Estava apoiada de costas no balcão esperando a pipoca estourar no microondas. Em mão sua xícara de café. O vapor fazia sua pele suar ainda mais. Aquela tarde estava sendo perfeitamente calma, porém quente. Pegou o saco fervendo, abriu com uma tesoura que achou na primeira gaveta e despejou em sua bacia favorita. Voltou pra sala, pro aconchego da sua cama feita de edredons. Apoiada no sofá começou a mudar de canal procurando por algum filme interessante.
O apartamento, para Alessia, era perfeito ao seu ver. Suficientemente grande para uma pessoa, com espaços amplos e bem delimitados. Exceto pela cozinha que ela tinha quase certeza que se seguia até uma divisória imaginária com a copa, mas ela não sabia ao certo. Sua única pista era uma protuberância de concreto, entre a sala e o espaço, que ela julgava ser, uma continuação não utilizada da cozinha, e por isso passou a chamar de copa e lá colocou uma mesa redonda de madeira escura. Bem convidativa ao seu ver. Todo esse espaço era descritível como um "L". Por conta da sala ser muito grande, era a parte comprida dele. Ela também decidiu utilizar esse espaço como uma espécie de escritório. Então a visão era a seguinte.

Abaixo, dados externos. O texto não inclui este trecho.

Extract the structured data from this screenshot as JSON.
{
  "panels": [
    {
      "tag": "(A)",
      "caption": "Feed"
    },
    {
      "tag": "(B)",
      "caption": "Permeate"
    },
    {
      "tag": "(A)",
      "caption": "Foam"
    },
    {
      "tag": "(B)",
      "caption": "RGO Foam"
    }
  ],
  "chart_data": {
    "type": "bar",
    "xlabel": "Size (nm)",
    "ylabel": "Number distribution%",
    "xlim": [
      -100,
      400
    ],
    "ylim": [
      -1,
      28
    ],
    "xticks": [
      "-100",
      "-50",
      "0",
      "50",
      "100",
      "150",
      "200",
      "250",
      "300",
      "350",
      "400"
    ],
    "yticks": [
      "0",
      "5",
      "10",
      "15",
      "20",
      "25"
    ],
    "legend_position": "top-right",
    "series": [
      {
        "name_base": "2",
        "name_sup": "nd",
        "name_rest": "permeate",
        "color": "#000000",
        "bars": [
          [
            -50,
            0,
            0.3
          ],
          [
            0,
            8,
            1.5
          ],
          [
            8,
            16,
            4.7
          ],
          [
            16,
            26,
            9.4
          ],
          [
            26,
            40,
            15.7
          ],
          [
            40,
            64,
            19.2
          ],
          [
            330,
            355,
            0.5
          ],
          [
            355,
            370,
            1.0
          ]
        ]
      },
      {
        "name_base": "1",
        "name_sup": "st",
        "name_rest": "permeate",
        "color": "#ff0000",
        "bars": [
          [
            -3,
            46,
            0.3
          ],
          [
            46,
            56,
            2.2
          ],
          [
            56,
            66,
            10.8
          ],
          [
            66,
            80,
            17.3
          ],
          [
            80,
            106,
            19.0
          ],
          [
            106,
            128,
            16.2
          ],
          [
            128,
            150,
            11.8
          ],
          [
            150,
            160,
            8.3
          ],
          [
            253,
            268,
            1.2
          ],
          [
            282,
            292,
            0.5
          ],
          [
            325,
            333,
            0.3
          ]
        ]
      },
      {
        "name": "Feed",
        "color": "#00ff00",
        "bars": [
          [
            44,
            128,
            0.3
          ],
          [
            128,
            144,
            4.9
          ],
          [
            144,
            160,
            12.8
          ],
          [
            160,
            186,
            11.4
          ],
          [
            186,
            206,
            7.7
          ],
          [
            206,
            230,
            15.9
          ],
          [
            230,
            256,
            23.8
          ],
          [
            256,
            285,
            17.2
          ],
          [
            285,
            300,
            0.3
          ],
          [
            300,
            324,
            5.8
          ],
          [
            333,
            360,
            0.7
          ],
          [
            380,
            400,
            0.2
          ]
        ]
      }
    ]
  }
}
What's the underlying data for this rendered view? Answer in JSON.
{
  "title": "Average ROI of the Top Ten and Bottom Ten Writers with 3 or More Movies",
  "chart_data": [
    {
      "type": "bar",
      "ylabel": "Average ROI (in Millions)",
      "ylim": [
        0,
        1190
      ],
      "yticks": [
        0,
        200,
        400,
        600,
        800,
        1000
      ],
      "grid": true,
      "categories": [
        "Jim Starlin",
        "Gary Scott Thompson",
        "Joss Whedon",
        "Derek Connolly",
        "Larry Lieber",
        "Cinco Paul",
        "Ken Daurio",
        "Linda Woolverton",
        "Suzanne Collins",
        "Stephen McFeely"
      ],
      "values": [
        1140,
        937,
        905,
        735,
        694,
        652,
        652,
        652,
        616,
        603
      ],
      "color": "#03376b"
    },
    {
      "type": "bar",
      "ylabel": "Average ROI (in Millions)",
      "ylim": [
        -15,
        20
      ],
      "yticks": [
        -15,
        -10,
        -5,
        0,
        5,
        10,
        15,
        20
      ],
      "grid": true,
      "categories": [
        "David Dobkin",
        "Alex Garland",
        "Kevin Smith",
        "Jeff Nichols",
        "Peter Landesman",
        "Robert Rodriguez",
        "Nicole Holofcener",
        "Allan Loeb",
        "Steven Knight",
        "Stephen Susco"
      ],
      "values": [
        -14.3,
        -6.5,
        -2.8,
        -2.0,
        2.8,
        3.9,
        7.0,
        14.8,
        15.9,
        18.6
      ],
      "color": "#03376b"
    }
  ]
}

Quando se entrava no apartamento, a uma primeira vista, tinha o sofá azul claro acolchoado, a televisão em um móvel quadradinho de madeira escura e dos lados dois vasos com plantas de folhagem verde, à sua direita parte da mesinha redonda. E, mais próximo de um dos vasos, um radiozinho portátil que ela quase sempre ligava quando ia faxinar. A visão da esquerda era uma sequência de prateleiras escuras cheias de livros, dos mais diversos assuntos, do lado uma escrivaninha de madeira, e seu laptop, com uma confortável cadeira preta com almofadas azul escuras, quase pretas. Seguindo, o olhar da esquerda para mais à frente, estava a porta do quarto, de madeira clarinha e maçaneta prateada. Era um apartamento aconchegante, com janelas grandes e cortinas verde claras. Em dias quentes as lufadas de vento deveriam ser refrescantes; não nesse dia. Estava quente, e seco, e o ar não circulava. Sua camiseta estava com a gola colando em seu pescoço, o suor era inevitável. O incômodo podia até ser estressante, mas ela nem ligava, ela se incomodaria se fosse em outra época, mas o seu problema, o seu estresse no momento, tinha nome e uma história com ela.
Ao lado da televisão, no canto direito, mesmo do sofá, Alessia podia olhar para aqueles olhos verdes, aparentemente alegres, porém sem luz. Aquele sorriso perfeito e branco, naqueles lábios nem finos nem grossos. Aquele nariz com a ponta levemente larga e o rosto ovalado. A pele bronzeada, o corpo esguio, e os cabelos. Cabelos castanhos e grandes, mais ou menos iguais aos dela, exceto que eram lisos, exceto que eram finos. Tomou de um gole seu café, sem querer deixando um pouco vazar pelos lábios. Limpou com as costas do braço e se arrastou do sofá. Foi diretamente até o porta retratos amarelo com adornos. Com a mão livre abaixou-o. Tinha que começar a tirar ele de dentro da sua casa, só assim ele sairia de sua vida.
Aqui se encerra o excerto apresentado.